James Hall

Personal information
- Full name: James Hall
- Born: 1922 Sydney, New South Wales, Australia
- Died: 2011 Sydney, New South Wales, Australia

Playing information
- Position: Centre
Club
| Years | Team | Pld | T | G | FG | P |
| 1942–45 | North Sydney | 27 | 6 | 0 | 0 | 18 |
| 1947 | Manly-Warringah | 3 | 0 | 0 | 0 | 0 |
|  | Total | 30 | 6 | 0 | 0 | 18 |
- Source: As of 26 March 2019

= James Hall (rugby league) =

Australian rugby league footballer

James Hall (1922–2011), also known as Jim Hall, was an Australian rugby league footballer who played in the 1940s. He played for North Sydney and Manly-Warringah in the NSWRL competition. Hall was a foundation player for Manly-Warringah, featuring in the club's first season and first game.

==Playing career==
Hall began his first grade career with North Sydney in 1942. He played with Norths up until the end of 1945 but he did not play in the club's 1943 grand final defeat against Newtown.

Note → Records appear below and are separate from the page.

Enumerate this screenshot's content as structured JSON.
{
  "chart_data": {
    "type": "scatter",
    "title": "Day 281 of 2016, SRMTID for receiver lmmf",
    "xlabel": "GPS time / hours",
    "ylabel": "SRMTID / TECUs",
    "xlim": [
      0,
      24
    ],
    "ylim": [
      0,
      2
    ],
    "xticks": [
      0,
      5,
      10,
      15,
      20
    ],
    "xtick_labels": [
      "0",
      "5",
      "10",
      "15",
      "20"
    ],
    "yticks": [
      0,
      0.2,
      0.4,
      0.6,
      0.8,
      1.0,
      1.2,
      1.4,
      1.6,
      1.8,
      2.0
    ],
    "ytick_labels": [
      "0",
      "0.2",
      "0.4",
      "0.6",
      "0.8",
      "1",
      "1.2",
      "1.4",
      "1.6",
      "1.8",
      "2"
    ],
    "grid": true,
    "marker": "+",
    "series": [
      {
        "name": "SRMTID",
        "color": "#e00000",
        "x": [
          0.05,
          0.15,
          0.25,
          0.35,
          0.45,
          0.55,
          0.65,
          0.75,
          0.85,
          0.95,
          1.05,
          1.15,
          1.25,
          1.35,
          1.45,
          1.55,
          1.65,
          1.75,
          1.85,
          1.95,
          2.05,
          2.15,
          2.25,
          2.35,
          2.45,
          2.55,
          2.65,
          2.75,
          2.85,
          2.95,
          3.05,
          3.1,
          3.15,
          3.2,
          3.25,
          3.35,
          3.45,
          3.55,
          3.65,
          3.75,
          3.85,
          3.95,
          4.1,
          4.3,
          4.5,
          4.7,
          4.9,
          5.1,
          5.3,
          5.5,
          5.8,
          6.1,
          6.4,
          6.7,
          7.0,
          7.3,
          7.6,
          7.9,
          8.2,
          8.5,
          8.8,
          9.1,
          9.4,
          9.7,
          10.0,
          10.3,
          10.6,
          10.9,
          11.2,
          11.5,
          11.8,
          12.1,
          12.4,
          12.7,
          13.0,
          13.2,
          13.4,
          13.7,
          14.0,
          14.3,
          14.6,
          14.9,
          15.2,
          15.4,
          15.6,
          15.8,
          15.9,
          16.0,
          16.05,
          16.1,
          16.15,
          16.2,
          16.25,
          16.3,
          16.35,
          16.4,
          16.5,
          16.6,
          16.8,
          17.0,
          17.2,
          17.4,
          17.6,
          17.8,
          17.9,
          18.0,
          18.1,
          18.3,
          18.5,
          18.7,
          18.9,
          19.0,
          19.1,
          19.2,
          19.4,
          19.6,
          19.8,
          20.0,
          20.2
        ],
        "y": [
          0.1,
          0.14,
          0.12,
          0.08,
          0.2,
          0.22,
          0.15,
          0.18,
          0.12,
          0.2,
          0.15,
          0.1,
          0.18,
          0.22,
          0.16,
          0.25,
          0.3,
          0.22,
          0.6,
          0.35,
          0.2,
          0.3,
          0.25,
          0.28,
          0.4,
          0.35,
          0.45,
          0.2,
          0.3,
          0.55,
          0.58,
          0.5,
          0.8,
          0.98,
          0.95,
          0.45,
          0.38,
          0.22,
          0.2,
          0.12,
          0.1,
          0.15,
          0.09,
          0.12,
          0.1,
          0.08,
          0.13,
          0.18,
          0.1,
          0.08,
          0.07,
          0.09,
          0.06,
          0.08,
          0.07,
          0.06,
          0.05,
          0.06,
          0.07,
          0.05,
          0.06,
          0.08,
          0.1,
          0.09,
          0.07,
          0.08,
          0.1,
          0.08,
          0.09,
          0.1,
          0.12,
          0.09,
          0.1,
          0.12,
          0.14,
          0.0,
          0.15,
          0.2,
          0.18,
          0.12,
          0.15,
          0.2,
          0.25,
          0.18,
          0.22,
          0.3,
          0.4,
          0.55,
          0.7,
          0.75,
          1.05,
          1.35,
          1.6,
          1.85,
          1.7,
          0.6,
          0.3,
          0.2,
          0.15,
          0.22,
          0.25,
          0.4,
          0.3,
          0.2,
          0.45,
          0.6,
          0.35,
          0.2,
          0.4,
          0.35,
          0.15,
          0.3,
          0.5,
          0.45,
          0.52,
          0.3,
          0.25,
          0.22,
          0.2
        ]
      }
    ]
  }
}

In 1946, it was announced that two new clubs were to be admitted into the NSWRL competition for the 1947 season which were Parramatta and Manly-Warringah. Due to the residency rules at the time, Hall fell under the Manly district zone and was required to play for them.

Hall played in Manly's first ever game on April 12, 1947, against Western Suburbs at Brookvale Oval. Manly lost the game 15–13 even though Manly scored more tries than Wests. Hall managed to make only two further appearances for Manly before retiring at the end of the season.